La FITA a révélé dans son rapport sectoriel que l'indice de production industrielle (IPI) textile pour janvier 2026 affichait un recul de 23,9 % sur un an, soit huit fois plus que la baisse de 3,2 % enregistrée par l'industrie en général. L'utilisation de la capacité installée a atteint un plancher de 24 %, en baisse de 11,4 points de pourcentage par rapport au mois précédent et de 10,2 points en glissement annuel, contre 53,6 % pour l'ensemble de l'industrie.
La Fundación Protejer a noté que les ventes réelles de vêtements, de chaussures et de textiles de maison dans les supermarchés ont augmenté de 9,6 % sur un an et de 25,5 % par rapport à 2023, tandis que dans les centres commerciaux, elles ont progressé de 4,3 % par rapport à janvier 2025. Cependant, de nombreuses ventes ont été réalisées avec une rentabilité négative et une transition vers les produits importés.

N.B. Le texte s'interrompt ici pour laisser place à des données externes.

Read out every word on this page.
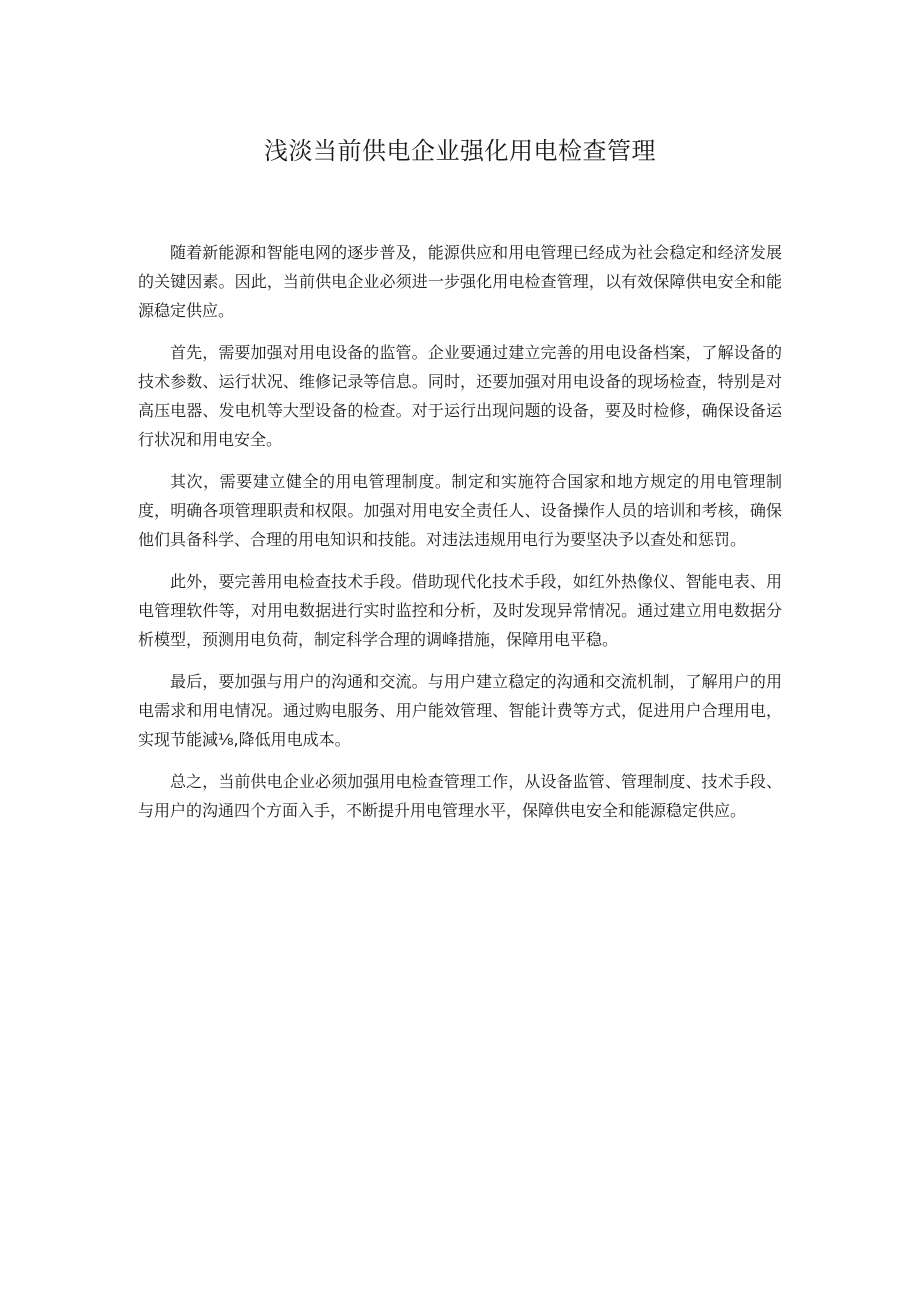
浅淡当前供电企业强化用电检查管理

随着新能源和智能电网的逐步普及，能源供应和用电管理已经成为社会稳定和经济发展的关键因素。因此，当前供电企业必须进一步强化用电检查管理，以有效保障供电安全和能源稳定供应。

首先，需要加强对用电设备的监管。企业要通过建立完善的用电设备档案，了解设备的技术参数、运行状况、维修记录等信息。同时，还要加强对用电设备的现场检查，特别是对高压电器、发电机等大型设备的检查。对于运行出现问题的设备，要及时检修，确保设备运行状况和用电安全。

其次，需要建立健全的用电管理制度。制定和实施符合国家和地方规定的用电管理制度，明确各项管理职责和权限。加强对用电安全责任人、设备操作人员的培训和考核，确保他们具备科学、合理的用电知识和技能。对违法违规用电行为要坚决予以查处和惩罚。

此外，要完善用电检查技术手段。借助现代化技术手段，如红外热像仪、智能电表、用电管理软件等，对用电数据进行实时监控和分析，及时发现异常情况。通过建立用电数据分析模型，预测用电负荷，制定科学合理的调峰措施，保障用电平稳。

最后，要加强与用户的沟通和交流。与用户建立稳定的沟通和交流机制，了解用户的用电需求和用电情况。通过购电服务、用户能效管理、智能计费等方式，促进用户合理用电，实现节能減⅛,降低用电成本。

总之，当前供电企业必须加强用电检查管理工作，从设备监管、管理制度、技术手段、与用户的沟通四个方面入手，不断提升用电管理水平，保障供电安全和能源稳定供应。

En février 2026, les importations de produits finis ont atteint 12 800 tonnes pour 32 millions de dollars, dont plus de 70 % à des prix historiquement bas — tels que des t-shirts en coton à moins de 0,01 dollar ou des jeans à moins de 1 dollar — ce que la FITA associe à de la sous-facturation et à une concurrence déloyale. L'emploi formel dans le textile, la confection, le cuir et la chaussure s'élevait à 100 000 emplois en décembre 2025, reflétant une perte annuelle de 12 000 emplois et de plus de 20 000 depuis début 2024.
Celina Pena, directrice générale de la FITA, a averti : « Dans un contexte de baisse de l'activité et de l'emploi, la récurrence d'importations à des prix étonnamment bas exige des mesures pour éviter les distorsions dans les conditions de concurrence. » L'entité appelle à l'utilisation des outils réglementaires existants pour protéger l'industrie nationale.